Der Steuerungsalgorithmus der SBA wird in einem weiteren Schritt um umweltbezogene Steuerungskriterien erweitert. Die konventionellen Steuerungskriterien Verkehrsstärke, Verkehrsdichte und Geschwindigkeit werden um die Luftschadstoffe NOx und Feinstaub ergänzt. Bei einem bestimmten Emissionsgrenzwert schaltet das Umweltprogramm ein und der Verkehr wird früher oder stärker beeinflusst, als es im konventionellen Steuerungsalgorithmus der Fall ist.

Die Ergänzung von Verkehrsemissionen im Steuerungsalgorithmus wird in zwei Szenarien untersucht:

  • Szenario 1: Verschärfung der Grenzwerte für konventionelle Steuerungsprogramme

Die Grenzwerte der konventionellen Steuerungsprogramme werden verschärft, wenn ein bestimmter Emissionswert überschritten wird. So werden Geschwindigkeitsbeschränkungen schon bei geringerem Verkehrsaufkommen angezeigt. Die Beschränkungen beginnen früher und halten länger an als ohne Überschreitung der Luftemissionsgrenzwerte.

  • Szenario 2: Entwicklung eines Umweltprogramms

Das Umweltprogramm wird aktiviert, wenn die berechneten NOx- oder Feinstaubemissionen einen gewissen Grenzwert überschreiten. Die zulässige Höchstgeschwindigkeit an dem Mess- und Anzeigequerschnitt, der die Emissionsüberschreitung meldet, wird auf 100 km/h gesetzt. An dem Anzeigequerschnitt stromaufwärts zeigen die Wechselverkehrszeichen eine Höchstgeschwindigkeit von 120 km/h an. Dies gilt allerdings nur, wenn kein anderes Steuerungsprogramm eine geringere Geschwindigkeitsbeschränkung anfordert.

Vorläufige Ergebnisse

Erste Simulationsergebnisse zeigen, dass die Integration von emissionsabhängigen Steuerungskriterien einen positiven Effekt hat. Alle Luft- und Lärmemissionen können durch die Anpassung der Steuerungslogik leicht gesenkt werden, ohne dass sich die Reisezeiten wesentlich ändern.

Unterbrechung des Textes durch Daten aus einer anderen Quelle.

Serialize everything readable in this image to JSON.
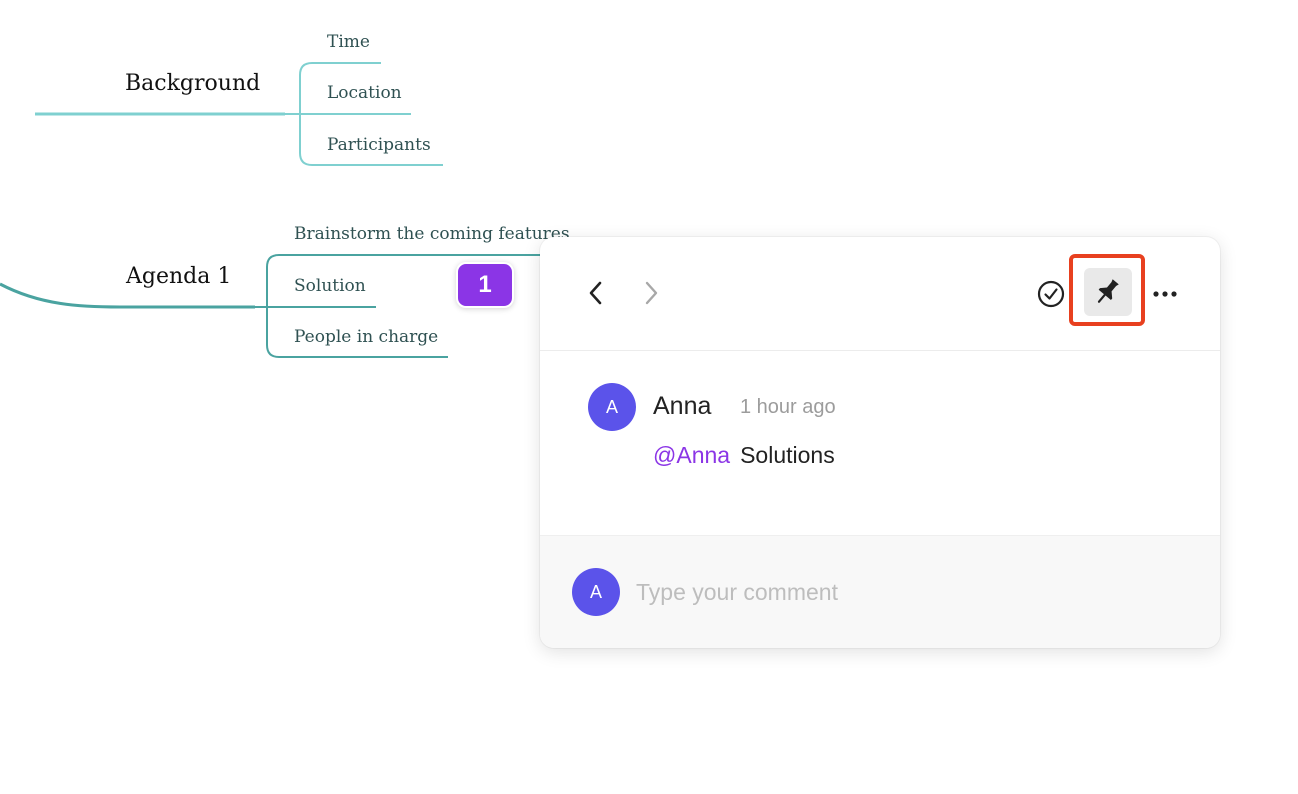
{
  "mindmap": {
    "topics": [
      {
        "label": "Background",
        "color": "#7fd0d0",
        "children": [
          "Time",
          "Location",
          "Participants"
        ]
      },
      {
        "label": "Agenda 1",
        "color": "#4aa3a0",
        "children": [
          "Brainstorm the coming features",
          "Solution",
          "People in charge"
        ]
      }
    ],
    "comment_count": "1"
  },
  "comment_panel": {
    "nav": {
      "prev_icon": "chevron-left-icon",
      "next_icon": "chevron-right-icon"
    },
    "actions": {
      "resolve_icon": "check-circle-icon",
      "pin_icon": "pin-icon",
      "more_icon": "more-horizontal-icon"
    },
    "highlight_color": "#e8401f",
    "comments": [
      {
        "avatar_initial": "A",
        "author": "Anna",
        "time": "1 hour ago",
        "mention": "@Anna",
        "text": "Solutions"
      }
    ],
    "composer": {
      "avatar_initial": "A",
      "placeholder": "Type your comment",
      "value": ""
    }
  },
  "colors": {
    "accent_purple": "#8b35e6",
    "avatar": "#5b53ea"
  }
}
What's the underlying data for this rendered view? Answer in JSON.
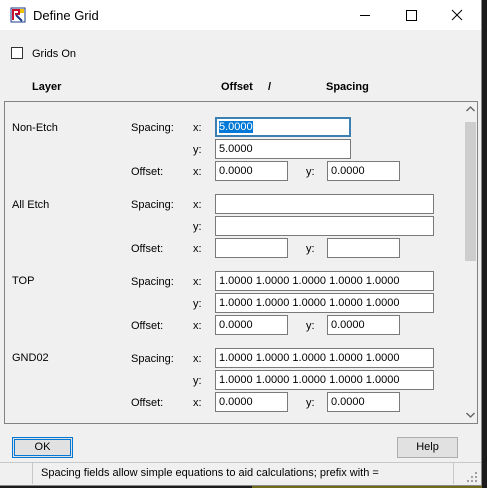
{
  "window": {
    "title": "Define Grid"
  },
  "grids_on": {
    "label": "Grids On",
    "checked": false
  },
  "headers": {
    "layer": "Layer",
    "offset": "Offset",
    "slash": "/",
    "spacing": "Spacing"
  },
  "labels": {
    "spacing": "Spacing:",
    "offset": "Offset:",
    "x": "x:",
    "y": "y:"
  },
  "layers": [
    {
      "name": "Non-Etch",
      "spacing_x": "5.0000",
      "spacing_y": "5.0000",
      "offset_x": "0.0000",
      "offset_y": "0.0000"
    },
    {
      "name": "All Etch",
      "spacing_x": "",
      "spacing_y": "",
      "offset_x": "",
      "offset_y": ""
    },
    {
      "name": "TOP",
      "spacing_x": "1.0000 1.0000 1.0000 1.0000 1.0000",
      "spacing_y": "1.0000 1.0000 1.0000 1.0000 1.0000",
      "offset_x": "0.0000",
      "offset_y": "0.0000"
    },
    {
      "name": "GND02",
      "spacing_x": "1.0000 1.0000 1.0000 1.0000 1.0000",
      "spacing_y": "1.0000 1.0000 1.0000 1.0000 1.0000",
      "offset_x": "0.0000",
      "offset_y": "0.0000"
    }
  ],
  "buttons": {
    "ok": "OK",
    "help": "Help"
  },
  "status": "Spacing fields allow simple equations to aid calculations; prefix with ="
}
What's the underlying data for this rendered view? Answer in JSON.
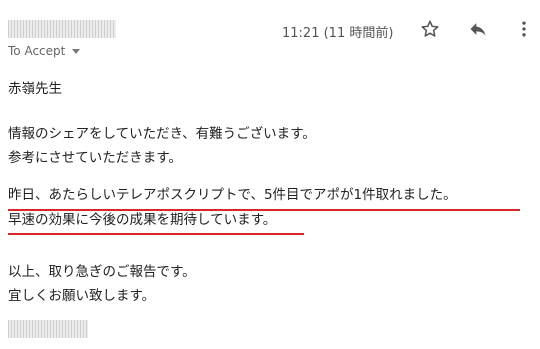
{
  "header": {
    "time_text": "11:21 (11 時間前)",
    "to_label": "To Accept"
  },
  "icons": {
    "star": "star-icon",
    "reply": "reply-icon",
    "more": "more-vertical-icon",
    "recipients": "chevron-down-icon"
  },
  "body": {
    "greeting": "赤嶺先生",
    "thanks": "情報のシェアをしていただき、有難うございます。",
    "reference": "参考にさせていただきます。",
    "result": "昨日、あたらしいテレアポスクリプトで、5件目でアポが1件取れました。",
    "expectation": "早速の効果に今後の成果を期待しています。",
    "closing_1": "以上、取り急ぎのご報告です。",
    "closing_2": "宜しくお願い致します。"
  },
  "colors": {
    "underline": "#d9262b",
    "redaction": "#d6d6d6"
  }
}
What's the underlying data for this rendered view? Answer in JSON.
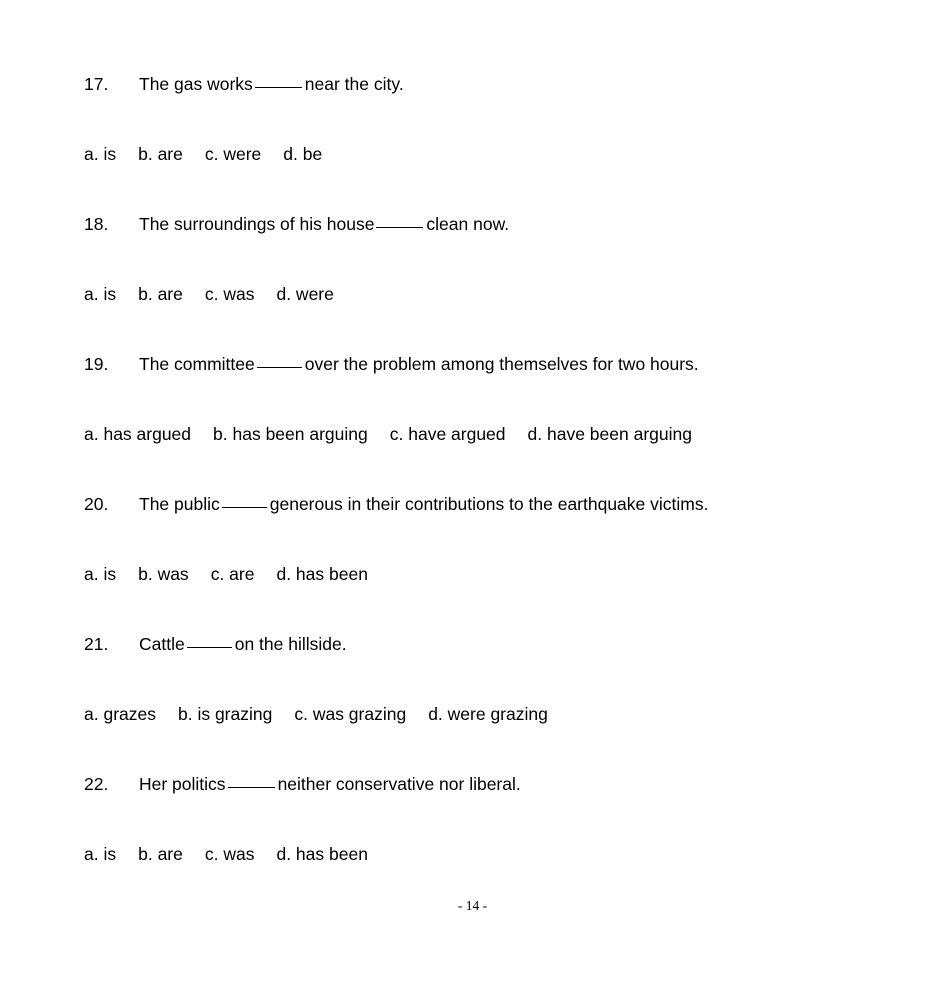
{
  "document": {
    "page_label": "- 14 -",
    "questions": [
      {
        "number": "17.",
        "text_before": "The gas works",
        "blank": "_____",
        "text_after": "near the city.",
        "options": [
          "a. is",
          "b. are",
          "c. were",
          "d. be"
        ]
      },
      {
        "number": "18.",
        "text_before": "The surroundings of his house",
        "blank": "_____",
        "text_after": "clean now.",
        "options": [
          "a. is",
          "b. are",
          "c. was",
          "d. were"
        ]
      },
      {
        "number": "19.",
        "text_before": "The committee",
        "blank": "____",
        "text_after": "over the problem among themselves for two hours.",
        "options": [
          "a. has argued",
          "b. has been arguing",
          "c. have argued",
          "d. have been arguing"
        ]
      },
      {
        "number": "20.",
        "text_before": "The public",
        "blank": "____",
        "text_after": "generous in their contributions to the earthquake victims.",
        "options": [
          "a. is",
          "b. was",
          "c. are",
          "d. has been"
        ]
      },
      {
        "number": "21.",
        "text_before": "Cattle",
        "blank": "____",
        "text_after": "on the hillside.",
        "options": [
          "a. grazes",
          "b. is grazing",
          "c. was grazing",
          "d. were grazing"
        ]
      },
      {
        "number": "22.",
        "text_before": "Her politics",
        "blank": "_____",
        "text_after": "neither conservative nor liberal.",
        "options": [
          "a. is",
          "b. are",
          "c. was",
          "d. has been"
        ]
      }
    ]
  }
}
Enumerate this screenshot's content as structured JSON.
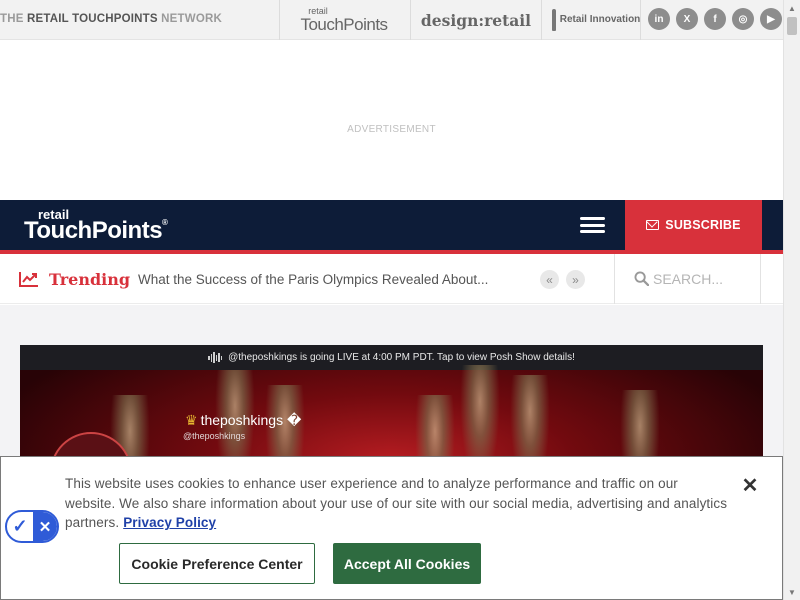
{
  "network": {
    "label_prefix": "THE",
    "label_name": "RETAIL TOUCHPOINTS",
    "label_suffix": "NETWORK",
    "logos": {
      "rtp_small": "retail",
      "rtp_big": "TouchPoints",
      "design_retail": "design:retail",
      "innovation": "Retail Innovation"
    },
    "socials": [
      {
        "icon": "linkedin-icon",
        "glyph": "in"
      },
      {
        "icon": "x-icon",
        "glyph": "X"
      },
      {
        "icon": "facebook-icon",
        "glyph": "f"
      },
      {
        "icon": "instagram-icon",
        "glyph": "◎"
      },
      {
        "icon": "youtube-icon",
        "glyph": "▶"
      }
    ]
  },
  "ad": {
    "label": "ADVERTISEMENT"
  },
  "header": {
    "logo_small": "retail",
    "logo_big": "TouchPoints",
    "logo_reg": "®",
    "subscribe_label": "SUBSCRIBE"
  },
  "trending": {
    "label": "Trending",
    "headline": "What the Success of the Paris Olympics Revealed About...",
    "prev_glyph": "«",
    "next_glyph": "»"
  },
  "search": {
    "placeholder": "SEARCH..."
  },
  "embed": {
    "banner": "@theposhkings is going LIVE at 4:00 PM PDT. Tap to view Posh Show details!",
    "crown": "♛",
    "name": "theposhkings �",
    "handle": "@theposhkings"
  },
  "cookie": {
    "text": "This website uses cookies to enhance user experience and to analyze performance and traffic on our website. We also share information about your use of our site with our social media, advertising and analytics partners.",
    "privacy_link": "Privacy Policy",
    "close_glyph": "✕",
    "pref_button": "Cookie Preference Center",
    "accept_button": "Accept All Cookies",
    "badge_check": "✓",
    "badge_x": "✕"
  },
  "colors": {
    "nav_bg": "#0d1c38",
    "accent_red": "#d8313b",
    "accept_green": "#2e6b40",
    "consent_blue": "#2f5bd7"
  }
}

Insgesamt ist die erzielte Emissionseinsparung in Szenario 2 größer als in Szenario 1, sodass das Umweltprogramm ein größeres Potenzial für eine verbesserte Umweltwirkung aufweist.

Die untersuchten umweltbezogenen Steuerungen haben ihr größtes Potenzial außerhalb der Spitzenstunden. Die emissionsbedingten Geschwindigkeitsbeschränkungen kommen in beiden Szenarien nur zum Einsatz, wenn der Autobahnabschnitt nicht vollständig ausgelastet ist. Dies ist dadurch begründet, dass bei hoher Auslastung die Verkehrsstärke und -dichte oberhalb der Einschaltgrenzwerte der konventionellen Steuerungsprogramme liegen und eine Grenzwertverschärfung keinen weiteren Einfluss hat. Des Weiteren wird das Umweltprogramm nur aktiviert, wenn die Verkehrsemissionen hoch sind, jedoch kein restriktiveres Steuerungsprogramm eine Schaltanforderung stellt. Auch dies ist nur bei geringen und mittleren Auslastungen außerhalb der Hauptverkehrszeiten der Fall.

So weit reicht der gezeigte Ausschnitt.